ENGAGIEREN STATT DISTANZIEREN

Daher können wir doch die dauernde Neutralität in der Zukunft belassen. Man kann ja nie wissen. Wenn der Vizepräsident der EU, Martin Bangemann, die gegenseitige Beistandspflicht bei Angriff auf ein Mitglied in einer politischen Union an die Wand malt, so werden wir unsere Neutralität „stante concluso“ und „rebus sic stantibus“ neu definieren und praktizieren. Vor Jahren schon hat der Politologe Heinrich Schneider vorgeschlagen, über den Sinn unserer Neutralität nachzudenken. Wir hätten aus der Neutralität einen Fetisch gemacht, sie ideologisch hochstilisiert. Wir hätten seinerzeit Gründe dafür gehabt, diese hätten aber an Gewicht verloren.

Wir könnten über die Neutralität neu nachdenken, wenn wir nur wollten, wir hätten allen Anlaß dazu, wollten wir den Zeichen der Zeit gerecht werden.

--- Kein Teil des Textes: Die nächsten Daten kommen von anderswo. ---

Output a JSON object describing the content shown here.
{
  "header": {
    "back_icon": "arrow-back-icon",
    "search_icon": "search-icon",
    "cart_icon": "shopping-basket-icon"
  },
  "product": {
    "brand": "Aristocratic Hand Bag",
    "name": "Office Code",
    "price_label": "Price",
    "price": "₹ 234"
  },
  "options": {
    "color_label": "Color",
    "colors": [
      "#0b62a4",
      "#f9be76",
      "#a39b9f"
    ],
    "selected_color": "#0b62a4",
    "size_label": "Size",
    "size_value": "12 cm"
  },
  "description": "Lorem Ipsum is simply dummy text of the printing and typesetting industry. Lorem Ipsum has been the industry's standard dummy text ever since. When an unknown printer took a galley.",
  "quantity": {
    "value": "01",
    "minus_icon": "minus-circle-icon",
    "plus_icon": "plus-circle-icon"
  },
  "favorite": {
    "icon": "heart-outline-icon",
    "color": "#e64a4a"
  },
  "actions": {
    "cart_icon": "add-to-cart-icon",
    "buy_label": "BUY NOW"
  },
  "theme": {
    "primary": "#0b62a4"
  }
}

Es ist bemerkenswert, daß fast alle führenden Politiker grundsätzlich für die Neutralität waren. Franz Vranitzky bezeichnete sie als „unser höchstes Gut“. Nach Alois Mock gehörte sie „zur Tradition des Landes“. Peter Jankowitsch bezeichnete sie als „Teil unserer Identität“. Viele sprachen Anfang der neunziger Jahre noch von der wichtigsten internationalen Verpflichtung Öster-reichs seit dem Zweiten Weltkrieg. Der Publizist Peter Michael Lingens hat damals daran erinnert, daß die Neutralität 1955 nichts anderes als ein Preis war, der für die Souveränität Österreichs (neben anderen) gezahlt werden mußte. Er stellte die Neutralität in Frage. Er stellte die Frage, ob die Emotion, die wir für die Neutralität hegen, wirklich so wertvoll sei, daß wir darüber einmal Chancen verspielen. Der neutrale Puffer zwischen den früheren Blöcken sei eine neutrale Hürde zwischen befreundeten Staaten geworden, die Brückenfunktion sei weggefallen, denn zwischen unseren nördlichen Nachbarn und Italien oder zwischen Ungarn und Deutschland bedürfe es keiner Brücke.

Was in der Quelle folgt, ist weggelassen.